Nachruf

Zwi Katz (1927-2024)

 |  19. Juni 2024

schwarz-weiß Portrait von Zwi Katz aus dem Jahr 2000

Portrait von Zwi Katz (2000) © KZ-Gedenkstätte Dachau/Elija Boßler

Die KZ-Gedenkstätte Dachau trauert um den Holocaust-Überlebenden und Zeitzeugen Zwi Katz. Der litauische Überlebende des KZ-Außenlagers Kaufering ist am 17. Juni 2024 in Israel gestorben.

Zwi Katz war 1927 in einer jüdischen Familie im litauischen Kaunas geboren. Die Eltern betrieben ein Kinderwarengeschäft und legten großen Wert auf die Bildung ihrer eigenen Kinder. Die sowjetische Besetzung des Landes 1939 schränkte das liberal bürgerliche Leben der Familie stark ein. Dennoch erinnerte sich Zwi Katz an eine glückliche, behütete Kindheit, die mit dem deutschen Überfall auf die Sowjetunion 1941 ein jähes Ende fand. Es folgten Schikanen und antisemitische Ausschreitungen, die auch von der nicht-jüdischen litauischen Bevölkerung ausgingen. Zwis Vater verschwand in den Wirren der Belagerung und blieb verschollen. Zwi selbst musste zusammen mit Mutter, Schwester und weiteren Verwandten ins Ghetto Kaunas umziehen. Hunger, Gewalt und die Angst vor den Mordaktionen der SS prägten das tägliche Leben im Ghetto. Zwis Schwager wurde erschossen, Mutter und Schwester ins Konzentrationslager Stutthof deportiert. Im Juli 1944 verschleppte die SS Zwi Katz zur Zwangsarbeit in den Dachauer KZ-Außenlager-Komplex Landsberg-Kaufering.

Dort, im Lager Kaufering I, zwang ihn die SS zu schweren körperlichen Arbeiten, in Nachtschicht und ohne Schutzkleidung mussten die Häftlinge Zementsäcke auf die Baustelle für eine riesige Rüstungsanlage schleppen; Hunger, Erschöpfung und Krankheiten setzten den Gefangenen zu, zahlreiche Mithäftlinge von Zwi Katz starben. Er selbst wurde kurz vor Kriegsende zusammen mit den anderen Gefangenen aus Kaufering in das Dachauer Hauptlager gebracht und von dort auf einen Todesmarsch in Richtung Süden getrieben. Zwei Fluchtversuche misslangen, doch in Waakirchen bei Bad Tölz wurden die Überlebenden am 2. Mai 1945 von Truppen der US-Armee befreit.

Auf abenteuerlichem Weg gelangte Zwi Katz 1948 über Zypern nach Israel und kämpfte dort im Unabhängigkeitskrieg. Seine Mutter war ebenfalls ausgewandert, die Schwester lebte noch bis 1972 in Litauen, ehe auch sie ihrer Familie nach Israel folgte. Zwi Katz lebte zunächst in einem Kibbuz, dort lernte er seine spätere Frau Esther kennen, er nahm eine Anstellung im israelischen Landwirtschaftsministerium an und gründete gemeinsam mit seiner Frau eine eigene Familie.

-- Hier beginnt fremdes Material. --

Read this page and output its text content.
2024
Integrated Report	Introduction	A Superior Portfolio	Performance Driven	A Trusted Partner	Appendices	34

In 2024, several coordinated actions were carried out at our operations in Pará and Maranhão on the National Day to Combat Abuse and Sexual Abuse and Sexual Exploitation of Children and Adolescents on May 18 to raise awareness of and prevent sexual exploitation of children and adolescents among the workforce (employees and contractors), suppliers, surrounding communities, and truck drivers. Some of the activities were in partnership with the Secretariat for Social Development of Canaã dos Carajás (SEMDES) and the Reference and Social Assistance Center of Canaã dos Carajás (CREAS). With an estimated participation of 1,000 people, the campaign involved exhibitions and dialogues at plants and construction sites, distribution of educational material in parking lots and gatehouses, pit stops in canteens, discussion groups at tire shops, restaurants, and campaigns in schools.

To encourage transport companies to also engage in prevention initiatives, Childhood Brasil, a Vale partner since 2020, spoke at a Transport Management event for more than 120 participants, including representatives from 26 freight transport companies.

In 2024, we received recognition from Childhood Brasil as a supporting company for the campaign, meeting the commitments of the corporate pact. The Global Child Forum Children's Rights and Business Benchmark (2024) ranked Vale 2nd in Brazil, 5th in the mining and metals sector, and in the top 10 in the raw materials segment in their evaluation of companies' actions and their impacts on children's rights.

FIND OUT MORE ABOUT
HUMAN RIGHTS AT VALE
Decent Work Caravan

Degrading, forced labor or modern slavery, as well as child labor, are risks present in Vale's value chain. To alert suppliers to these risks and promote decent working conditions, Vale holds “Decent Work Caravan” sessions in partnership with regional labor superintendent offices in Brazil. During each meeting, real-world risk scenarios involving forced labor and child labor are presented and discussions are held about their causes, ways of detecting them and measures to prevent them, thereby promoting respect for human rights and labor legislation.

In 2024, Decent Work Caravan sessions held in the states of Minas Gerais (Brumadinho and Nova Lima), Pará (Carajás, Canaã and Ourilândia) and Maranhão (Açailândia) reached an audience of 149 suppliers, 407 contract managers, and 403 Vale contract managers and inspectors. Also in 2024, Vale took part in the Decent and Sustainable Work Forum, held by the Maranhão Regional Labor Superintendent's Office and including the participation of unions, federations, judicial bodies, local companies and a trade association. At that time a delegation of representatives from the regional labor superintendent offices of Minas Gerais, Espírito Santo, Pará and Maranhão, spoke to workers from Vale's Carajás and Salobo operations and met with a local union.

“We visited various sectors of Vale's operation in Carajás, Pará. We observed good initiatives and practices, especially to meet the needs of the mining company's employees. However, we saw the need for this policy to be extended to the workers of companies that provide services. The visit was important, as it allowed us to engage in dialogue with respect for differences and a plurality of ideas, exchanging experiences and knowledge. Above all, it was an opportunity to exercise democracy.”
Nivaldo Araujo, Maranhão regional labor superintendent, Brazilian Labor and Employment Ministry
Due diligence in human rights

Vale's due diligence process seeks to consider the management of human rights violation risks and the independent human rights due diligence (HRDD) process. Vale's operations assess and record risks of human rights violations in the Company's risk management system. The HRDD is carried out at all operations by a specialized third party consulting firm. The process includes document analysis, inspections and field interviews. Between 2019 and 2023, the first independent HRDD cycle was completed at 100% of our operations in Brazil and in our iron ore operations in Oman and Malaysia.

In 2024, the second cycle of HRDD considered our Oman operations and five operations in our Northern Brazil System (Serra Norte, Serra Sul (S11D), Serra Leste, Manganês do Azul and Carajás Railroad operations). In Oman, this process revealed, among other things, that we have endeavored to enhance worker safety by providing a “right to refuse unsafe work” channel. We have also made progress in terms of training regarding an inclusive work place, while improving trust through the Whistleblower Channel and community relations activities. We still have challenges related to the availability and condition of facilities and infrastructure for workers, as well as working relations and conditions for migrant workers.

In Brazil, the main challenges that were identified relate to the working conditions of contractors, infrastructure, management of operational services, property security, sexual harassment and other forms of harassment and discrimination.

Zusammen mit seiner Frau begab sich Zwi Katz 1987 auf Spurensuche nach seiner Verfolgungsgeschichte in Bayern. Zwei Jahre später nahm er an der Einweihung der ersten Mahnmale zur Erinnerung an die Todesmärsche des KZ Dachau teil. Seither reiste er immer wieder nach Deutschland, um als Zeitzeuge von seiner Lebensgeschichte zu erzählen. Oft besuchte er auch die KZ-Gedenkstätte Dachau, die mehrere Interviews und Zeitzeugengespräche mit ihm führen durfte.

Zwi Katz setzte sich insbesondere für die Erinnerung an die Todesmärsche ein. Solange es seine Gesundheit erlaubte, nahm er jährlich an den Gedenkveranstaltungen des Vereins „Gedenken im Würmtal“ teil, dessen Ehrenvorsitzender er war. Für sein Engagement als Zeitzeuge wurde Zwi Katz 2004 mit dem Bundesverdienstkreuz ausgezeichnet. Unsere Gedanken sind bei seiner Frau, seinen zwei Kindern, fünf Enkeln und seinem Urenkel.